How I Would Use Machine Learning To Build A Really Good Lie Detector
Shouldn’t machine learning technology be able to create an almost perfect lie detector?
If I were Palantir or the Director of the CIA or some similar agency I certainly would have used machine learning to attempt to create a highly reliable lie detector, but if I had done that I probably wouldn’t have told anyone about it.
Here’s how I would do it.
Start With Professional Liars
I would start by searching for the very best liars in the world — con-men, scammers, frauds and the like. There is no shortage of very successful liars.

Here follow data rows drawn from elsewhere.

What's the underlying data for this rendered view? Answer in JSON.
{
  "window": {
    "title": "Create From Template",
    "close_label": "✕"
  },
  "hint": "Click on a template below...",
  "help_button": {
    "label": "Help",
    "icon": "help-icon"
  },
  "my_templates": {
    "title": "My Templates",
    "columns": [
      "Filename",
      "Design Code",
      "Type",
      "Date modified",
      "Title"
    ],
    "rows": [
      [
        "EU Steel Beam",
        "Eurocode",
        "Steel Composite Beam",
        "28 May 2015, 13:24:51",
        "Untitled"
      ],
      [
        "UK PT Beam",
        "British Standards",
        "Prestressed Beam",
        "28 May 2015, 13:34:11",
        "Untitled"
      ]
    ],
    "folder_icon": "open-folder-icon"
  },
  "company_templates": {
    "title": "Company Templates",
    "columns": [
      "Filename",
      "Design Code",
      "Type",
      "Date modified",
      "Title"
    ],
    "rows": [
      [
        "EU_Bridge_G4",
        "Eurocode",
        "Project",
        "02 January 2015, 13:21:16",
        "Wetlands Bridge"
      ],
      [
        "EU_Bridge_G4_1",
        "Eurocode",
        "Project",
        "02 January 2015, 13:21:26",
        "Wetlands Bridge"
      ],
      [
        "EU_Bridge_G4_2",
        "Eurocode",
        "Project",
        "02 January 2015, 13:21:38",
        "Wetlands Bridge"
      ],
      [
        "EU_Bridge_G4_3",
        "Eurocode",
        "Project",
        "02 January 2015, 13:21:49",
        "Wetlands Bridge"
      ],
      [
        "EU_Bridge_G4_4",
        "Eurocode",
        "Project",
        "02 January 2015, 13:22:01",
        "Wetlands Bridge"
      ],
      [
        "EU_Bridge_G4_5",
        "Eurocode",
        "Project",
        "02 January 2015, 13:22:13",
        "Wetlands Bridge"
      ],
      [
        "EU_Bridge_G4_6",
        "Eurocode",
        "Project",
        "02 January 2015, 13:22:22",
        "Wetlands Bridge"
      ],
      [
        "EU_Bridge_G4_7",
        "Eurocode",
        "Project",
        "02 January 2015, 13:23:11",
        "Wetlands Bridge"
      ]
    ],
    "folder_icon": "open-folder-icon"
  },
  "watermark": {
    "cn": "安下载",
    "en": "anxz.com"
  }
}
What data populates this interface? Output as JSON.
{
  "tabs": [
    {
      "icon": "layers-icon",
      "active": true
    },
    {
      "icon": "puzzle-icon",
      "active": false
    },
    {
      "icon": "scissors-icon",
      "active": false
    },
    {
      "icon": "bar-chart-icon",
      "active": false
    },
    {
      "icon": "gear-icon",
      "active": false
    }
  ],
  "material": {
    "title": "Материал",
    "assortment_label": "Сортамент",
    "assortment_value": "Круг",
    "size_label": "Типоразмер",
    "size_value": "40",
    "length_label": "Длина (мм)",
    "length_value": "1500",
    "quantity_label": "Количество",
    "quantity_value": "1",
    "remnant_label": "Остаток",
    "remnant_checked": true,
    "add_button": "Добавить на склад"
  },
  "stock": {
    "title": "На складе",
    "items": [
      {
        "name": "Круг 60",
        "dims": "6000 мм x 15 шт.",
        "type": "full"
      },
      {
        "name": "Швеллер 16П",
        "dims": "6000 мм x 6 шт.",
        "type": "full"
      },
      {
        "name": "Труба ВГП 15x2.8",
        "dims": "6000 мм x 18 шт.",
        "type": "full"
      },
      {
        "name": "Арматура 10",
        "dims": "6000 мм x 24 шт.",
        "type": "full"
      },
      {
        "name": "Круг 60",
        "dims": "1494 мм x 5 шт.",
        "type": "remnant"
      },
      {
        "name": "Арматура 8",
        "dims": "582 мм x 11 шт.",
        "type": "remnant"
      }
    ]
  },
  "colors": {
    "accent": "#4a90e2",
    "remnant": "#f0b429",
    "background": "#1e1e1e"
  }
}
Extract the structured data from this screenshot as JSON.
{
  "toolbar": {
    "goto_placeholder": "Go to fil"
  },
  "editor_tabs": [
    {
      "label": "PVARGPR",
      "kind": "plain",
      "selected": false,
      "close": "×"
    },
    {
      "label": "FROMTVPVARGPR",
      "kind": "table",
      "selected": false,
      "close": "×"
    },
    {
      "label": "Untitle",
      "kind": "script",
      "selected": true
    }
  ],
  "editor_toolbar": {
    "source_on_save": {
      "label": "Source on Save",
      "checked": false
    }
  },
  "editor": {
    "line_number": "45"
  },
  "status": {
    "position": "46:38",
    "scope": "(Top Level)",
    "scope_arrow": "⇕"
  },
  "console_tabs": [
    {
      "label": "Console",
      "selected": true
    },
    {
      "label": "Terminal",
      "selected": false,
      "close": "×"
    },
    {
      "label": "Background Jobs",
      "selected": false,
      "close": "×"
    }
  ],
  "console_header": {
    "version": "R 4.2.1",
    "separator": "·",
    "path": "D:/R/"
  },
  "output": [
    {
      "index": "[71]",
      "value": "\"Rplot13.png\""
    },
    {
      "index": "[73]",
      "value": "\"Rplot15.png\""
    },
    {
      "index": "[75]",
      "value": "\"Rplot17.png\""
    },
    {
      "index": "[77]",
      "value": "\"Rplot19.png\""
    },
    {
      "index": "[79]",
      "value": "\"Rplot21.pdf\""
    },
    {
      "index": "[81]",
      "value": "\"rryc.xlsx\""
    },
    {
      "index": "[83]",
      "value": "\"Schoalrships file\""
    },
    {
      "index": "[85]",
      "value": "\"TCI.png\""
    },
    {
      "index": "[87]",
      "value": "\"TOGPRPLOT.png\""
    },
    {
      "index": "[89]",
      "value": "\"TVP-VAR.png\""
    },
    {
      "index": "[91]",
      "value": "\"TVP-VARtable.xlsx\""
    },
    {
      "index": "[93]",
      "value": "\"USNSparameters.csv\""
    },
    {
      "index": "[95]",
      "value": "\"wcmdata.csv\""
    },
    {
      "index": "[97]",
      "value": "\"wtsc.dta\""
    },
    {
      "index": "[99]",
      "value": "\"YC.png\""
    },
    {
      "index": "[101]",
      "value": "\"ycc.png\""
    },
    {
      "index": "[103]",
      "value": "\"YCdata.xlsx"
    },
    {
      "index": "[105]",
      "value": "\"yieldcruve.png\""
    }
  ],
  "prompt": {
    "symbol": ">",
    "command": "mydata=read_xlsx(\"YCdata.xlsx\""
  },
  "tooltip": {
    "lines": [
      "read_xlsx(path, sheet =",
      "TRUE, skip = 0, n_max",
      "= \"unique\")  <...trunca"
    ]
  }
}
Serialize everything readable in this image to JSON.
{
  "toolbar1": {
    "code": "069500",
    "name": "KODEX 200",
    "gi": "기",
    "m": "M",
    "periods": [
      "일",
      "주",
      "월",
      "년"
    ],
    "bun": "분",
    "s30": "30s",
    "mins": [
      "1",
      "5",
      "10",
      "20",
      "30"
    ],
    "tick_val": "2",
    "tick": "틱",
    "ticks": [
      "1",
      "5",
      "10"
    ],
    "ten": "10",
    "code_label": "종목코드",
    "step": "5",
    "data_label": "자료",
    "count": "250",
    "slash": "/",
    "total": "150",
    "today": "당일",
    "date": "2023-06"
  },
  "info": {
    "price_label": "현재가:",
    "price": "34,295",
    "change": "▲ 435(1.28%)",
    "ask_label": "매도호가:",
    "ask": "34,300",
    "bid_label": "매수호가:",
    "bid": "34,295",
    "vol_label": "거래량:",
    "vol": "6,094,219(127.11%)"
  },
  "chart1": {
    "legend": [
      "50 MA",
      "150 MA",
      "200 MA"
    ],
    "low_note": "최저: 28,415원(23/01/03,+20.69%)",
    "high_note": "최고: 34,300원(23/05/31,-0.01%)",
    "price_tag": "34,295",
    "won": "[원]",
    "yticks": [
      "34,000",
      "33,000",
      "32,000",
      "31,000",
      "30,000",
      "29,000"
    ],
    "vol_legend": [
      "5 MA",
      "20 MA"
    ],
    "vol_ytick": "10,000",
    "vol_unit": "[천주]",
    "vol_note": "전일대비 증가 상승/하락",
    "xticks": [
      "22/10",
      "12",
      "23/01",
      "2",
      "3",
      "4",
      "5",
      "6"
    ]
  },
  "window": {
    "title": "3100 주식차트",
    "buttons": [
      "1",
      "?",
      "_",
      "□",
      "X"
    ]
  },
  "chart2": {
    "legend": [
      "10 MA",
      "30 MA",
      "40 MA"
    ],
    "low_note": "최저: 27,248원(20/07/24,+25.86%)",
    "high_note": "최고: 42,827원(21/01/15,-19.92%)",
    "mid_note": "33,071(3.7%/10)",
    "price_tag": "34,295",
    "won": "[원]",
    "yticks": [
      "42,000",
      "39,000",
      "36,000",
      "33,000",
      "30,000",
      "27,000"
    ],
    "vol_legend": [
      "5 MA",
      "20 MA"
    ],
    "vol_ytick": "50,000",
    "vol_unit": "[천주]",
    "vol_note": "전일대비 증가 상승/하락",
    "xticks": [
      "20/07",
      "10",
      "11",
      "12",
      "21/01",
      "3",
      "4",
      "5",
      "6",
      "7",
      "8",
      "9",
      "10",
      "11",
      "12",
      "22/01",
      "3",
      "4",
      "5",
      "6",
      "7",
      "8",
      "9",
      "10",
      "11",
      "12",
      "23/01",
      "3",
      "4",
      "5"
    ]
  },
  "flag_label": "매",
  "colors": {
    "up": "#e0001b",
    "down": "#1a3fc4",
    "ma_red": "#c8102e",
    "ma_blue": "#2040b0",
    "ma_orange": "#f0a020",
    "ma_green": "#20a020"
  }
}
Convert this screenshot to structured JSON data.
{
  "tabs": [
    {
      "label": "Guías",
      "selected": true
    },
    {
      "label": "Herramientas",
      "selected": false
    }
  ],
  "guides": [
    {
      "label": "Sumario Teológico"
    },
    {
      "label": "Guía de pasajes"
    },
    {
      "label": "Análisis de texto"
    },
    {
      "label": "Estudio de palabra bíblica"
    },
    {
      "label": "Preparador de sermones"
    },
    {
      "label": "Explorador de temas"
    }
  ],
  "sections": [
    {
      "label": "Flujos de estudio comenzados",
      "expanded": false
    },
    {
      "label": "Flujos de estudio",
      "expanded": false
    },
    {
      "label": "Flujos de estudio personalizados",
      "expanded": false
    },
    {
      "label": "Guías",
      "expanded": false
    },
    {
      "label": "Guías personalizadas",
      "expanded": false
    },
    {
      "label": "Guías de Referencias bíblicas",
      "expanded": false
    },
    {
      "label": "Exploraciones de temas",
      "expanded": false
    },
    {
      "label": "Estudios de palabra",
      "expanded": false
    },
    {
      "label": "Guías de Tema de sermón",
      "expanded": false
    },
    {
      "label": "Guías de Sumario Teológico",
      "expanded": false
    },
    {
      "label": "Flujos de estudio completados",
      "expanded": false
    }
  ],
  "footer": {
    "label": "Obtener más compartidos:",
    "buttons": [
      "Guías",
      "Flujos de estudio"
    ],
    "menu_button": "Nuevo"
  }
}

I probably would want to recruit as many psychopaths as I could find as well. I would want at least a hundred of them and maybe, eventually, a thousand.
I would also need an equal number of bad liars — thoroughly honest people with little to no expertise in lying.
Let’s say that I was able to find 100 excellent liars and 100 terrible liars.
Expose Each To A Factual Situation
I would run each of them through a little “play” where they would enter a room and be interviewed by an actor who gave them information from a script. At several points events would occur — a glass would fall to the floor and break; someone would enter the room; a phone would ring; there would be a prominent poster on the wall; etc.
Question Them While Measuring Everything
Each of the subjects would then be seated where sensors would record all of the components of their body language, any flushing of their skin, the dilation of their pupils, the micro-tremors in their voice, their blood pressure, heart and breath rates, their galvanic skin resistance and any other factors we could think of to record and measure.
During the first test each “good liar” would be instructed to tell the absolute truth to the best of their recollection. We would delete any data associated with any inaccurate responses.
Each of their truthful answers together with all the recorded data would be included in the training data and labeled as “true” and “good liar.”
We would repeat this with each “bad liar.”
New interviews would be held and during the following questioning each participant would be instructed to lie as convincingly as possible about one or more specific facts.
We would build in a system of rewards, e.g. give each person $100 for every lie that fooled the interviewer.
Again, we would create a separate data set for each good liar and each bad liar. That data would be added to the ML database and the true and false answers appropriately labeled.
Challenge The System To Separate Lies From Truth
A third set of little plays would take place and the subjects given a subsequent interrogation during which they would be instructed to lie about a specific fact and be truthful about a different fact.
Now we would ask the machine-learning system to differentiate the truthful answers from the lies.
Eliminate Irrelevant Data Points
We would want to determine which data points were irrelevant or unnecessary. Maybe breath rate or sweating were unreliable data points yielding as much data that did not correlate with the truth or falsity of an answer as data that did. OK, stop measuring those unreliable, or more accurately, unhelpful data points.
Trim down the qualities we would want to measure to only those that strongly correlated with truth or lies.
Repeat with new scenarios and new lies until a minimum required level of accuracy was achieved.
Check For Drugs Or Alcohol Usage
Repeat the process after giving each subject some drug that people commonly use to try to beat polygraphs, i.e. certain tranquilizers and/or alcohol.
Train the system to determine if a subject appears to have taken alcohol or one of these drugs prior to the test.
Develop A Baseline Test
We would need to develop a short test to build a baseline for a new subject. For example, while being monitored, ask every subject to look at a black or white flash card and state if the card is black or white, and tell them to lie about its color for the second and fifth card or some such thing.
The system would use this data to create a rough baseline for the subject before beginning questioning on the topic at hand.
Rate On A Zero-To-100 Big-Fat-Liar Scale
Using a more detailed test interview I would want the system to be able to rate a subject on a 1 to 100 scale between scrupulously truthful and pathological liar. Yes, truthful people can lie and liars can tell the truth, but you would like to know going in what sort of witness you are dealing with.
Once you think you’ve got the system trained, start all over with a different set of liars and a different set of test scenarios and see how the system does with fresh data.
Standardize The Subject’s Environment
Of course, you would want to standardize as much of the process as possible. If I were the CIA and if I were relying on this system to discover if some intelligence officer was a Russian mole, I would have the subject take off all of their clothes and make them take the test wearing nothing but a pair of sandals and a jumpsuit.
Would It Actually Work Or Is This A Fool’s Errand?
Creating this system would take a great deal of time and money and maybe I’m underestimating the difficulty of differentiating a lie from the truth when the subject is a skilled, pathological liar, but I would think that, eventually, an ML system using a combination of body language, pupil dilation, voice readings, and the like and trained on a data set derived from questioning pathological liars, should be able to pick out a lie 98% of the time.
There’s one way to find out if that’s just a silly notion based on a naive faith in machine learning when coupled with body language and other physiological readings — build one and see if it works.